Urgent Unschedule Care (UUC) / Out of Hours (OOH)

Please refer to the RCGP guidance for the most up-to-date guidance on requirements for UUC for GP trainees

Urgent Unscheduled Care (UUC) – what does that mean?

As a GP, you will need to be capable of handling urgent and emergency presentations who present in an unscheduled manner. By unscheduled, we are referring to patients who want to see a doctor acutely (i.e. they did not book into a routine scheduled appointment). There are a variety of settings in which patients present urgently in an unscheduled manner.

  • Duty Doctor for the surgery (i.e. on-call surgeries)
  • Out of Hours Emergency GP Centres
  • GP centre attached to A&E departments
  • GP extended hours work where the appointments are for acute unscheduled problems and not routine
  • Other primary care emergency/acute services delivered within a secondary care or community care provider

So, don’t just rely on one of these places for gathering evidence for your engagement in Urgent Unscheduled Care. Your experience (and evidence) should be from a mixture of working with these services.

Can I count time and experience from acute hospital posts like A&E?

You will be able to use experience from the following placements to contribute towards the evidence to showing that you are developing capabilities in Urgent Uscheduled Care work.

  • A&E
  • Paeds (esp Paediatric Emergency Assessment Units)
  • Medical Assessment Units
  • Psychiatry on-call

HOWEVER, this alone WILL NOT be enough to show that you have addressed the full range of urgent, unscheduled and out-of-hours capabilities.

What about the Working Time Directive?

We need trainees to monitor their own working hours to ensure they are not working long shifts and are getting enough rest.

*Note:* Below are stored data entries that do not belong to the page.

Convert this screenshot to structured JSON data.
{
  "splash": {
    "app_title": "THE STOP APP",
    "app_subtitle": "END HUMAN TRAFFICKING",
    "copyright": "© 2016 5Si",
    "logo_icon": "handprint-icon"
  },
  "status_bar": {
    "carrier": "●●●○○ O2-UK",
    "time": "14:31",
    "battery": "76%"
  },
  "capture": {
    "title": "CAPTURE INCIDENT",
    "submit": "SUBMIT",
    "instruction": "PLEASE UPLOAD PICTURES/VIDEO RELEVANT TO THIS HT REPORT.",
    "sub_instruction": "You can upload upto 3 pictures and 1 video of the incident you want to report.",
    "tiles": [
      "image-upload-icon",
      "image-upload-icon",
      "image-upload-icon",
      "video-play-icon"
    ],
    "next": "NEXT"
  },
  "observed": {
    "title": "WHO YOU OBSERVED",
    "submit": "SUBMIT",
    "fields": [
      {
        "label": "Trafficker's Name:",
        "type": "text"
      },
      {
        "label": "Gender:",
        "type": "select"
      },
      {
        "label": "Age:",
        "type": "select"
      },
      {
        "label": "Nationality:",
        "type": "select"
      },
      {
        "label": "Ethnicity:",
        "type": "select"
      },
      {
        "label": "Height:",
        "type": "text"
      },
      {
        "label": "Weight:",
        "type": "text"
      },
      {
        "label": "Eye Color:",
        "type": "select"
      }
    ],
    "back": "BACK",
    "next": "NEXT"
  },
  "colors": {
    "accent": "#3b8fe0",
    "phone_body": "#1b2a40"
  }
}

Not getting enough rest and working long shifts can have an adverse effect on thinking and decision-making – it is crucial to protect this, especially in the urgent care setting. Patient safety is paramount.

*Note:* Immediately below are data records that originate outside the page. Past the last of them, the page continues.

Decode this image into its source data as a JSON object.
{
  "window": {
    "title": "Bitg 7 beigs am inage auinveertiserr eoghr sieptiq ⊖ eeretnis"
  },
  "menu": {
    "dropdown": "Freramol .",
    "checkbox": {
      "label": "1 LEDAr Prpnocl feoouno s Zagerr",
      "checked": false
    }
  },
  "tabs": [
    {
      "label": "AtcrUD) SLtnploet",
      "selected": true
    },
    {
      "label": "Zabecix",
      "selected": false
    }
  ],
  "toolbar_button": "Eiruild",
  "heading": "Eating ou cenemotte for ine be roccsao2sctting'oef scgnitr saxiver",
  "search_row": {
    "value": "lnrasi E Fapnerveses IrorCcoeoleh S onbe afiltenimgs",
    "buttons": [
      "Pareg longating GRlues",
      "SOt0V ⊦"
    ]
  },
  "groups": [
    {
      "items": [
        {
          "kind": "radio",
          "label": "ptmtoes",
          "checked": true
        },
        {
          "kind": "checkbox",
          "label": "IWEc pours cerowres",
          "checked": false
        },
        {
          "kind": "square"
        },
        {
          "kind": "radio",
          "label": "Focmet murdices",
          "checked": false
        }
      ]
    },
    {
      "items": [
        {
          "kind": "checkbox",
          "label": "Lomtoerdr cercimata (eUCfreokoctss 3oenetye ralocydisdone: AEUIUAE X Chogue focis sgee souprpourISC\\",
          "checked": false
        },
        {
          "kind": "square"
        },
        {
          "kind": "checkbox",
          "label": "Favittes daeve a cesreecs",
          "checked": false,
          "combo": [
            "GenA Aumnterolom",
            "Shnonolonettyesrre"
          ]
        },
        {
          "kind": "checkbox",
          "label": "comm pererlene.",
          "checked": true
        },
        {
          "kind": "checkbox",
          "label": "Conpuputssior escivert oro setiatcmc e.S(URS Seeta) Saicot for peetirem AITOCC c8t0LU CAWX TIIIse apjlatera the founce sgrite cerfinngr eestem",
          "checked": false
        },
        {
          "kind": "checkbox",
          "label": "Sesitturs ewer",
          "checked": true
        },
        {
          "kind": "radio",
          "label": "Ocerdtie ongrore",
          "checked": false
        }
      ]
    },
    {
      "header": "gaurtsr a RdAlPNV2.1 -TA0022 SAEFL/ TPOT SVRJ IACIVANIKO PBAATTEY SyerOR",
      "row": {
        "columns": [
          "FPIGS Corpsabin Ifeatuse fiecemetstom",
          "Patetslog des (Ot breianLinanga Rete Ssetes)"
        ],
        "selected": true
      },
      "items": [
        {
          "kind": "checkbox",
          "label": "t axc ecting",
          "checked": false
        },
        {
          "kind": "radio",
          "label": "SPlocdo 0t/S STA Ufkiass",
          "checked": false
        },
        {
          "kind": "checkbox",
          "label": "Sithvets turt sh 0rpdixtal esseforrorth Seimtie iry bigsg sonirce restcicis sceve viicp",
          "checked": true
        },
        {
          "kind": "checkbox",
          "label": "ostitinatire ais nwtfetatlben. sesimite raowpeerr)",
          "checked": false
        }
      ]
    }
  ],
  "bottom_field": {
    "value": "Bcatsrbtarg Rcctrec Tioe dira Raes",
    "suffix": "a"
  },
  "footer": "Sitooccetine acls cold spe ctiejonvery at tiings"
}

  • That the employed doctor (GP trainee, salaried doc etc.) works no more than an average of 40 hours each week (excluding lunch hour and time taken to travel to and from work). The average is worked out over a period of 6 months (26 weeks): i.e. divide the number of hours worked over 6 months, by 26 weeks.
  • They must get 11 hours continuous rest in a 24 hour period: for instance, if they do an evening shift on top of their day time work.
  • They must get 24 hours continuous rest in 7 days (or 48 hrs in 14 days): for instance, if they do extra work at weekends.
  • They must get a 20 minute break in work periods of over 6 hours.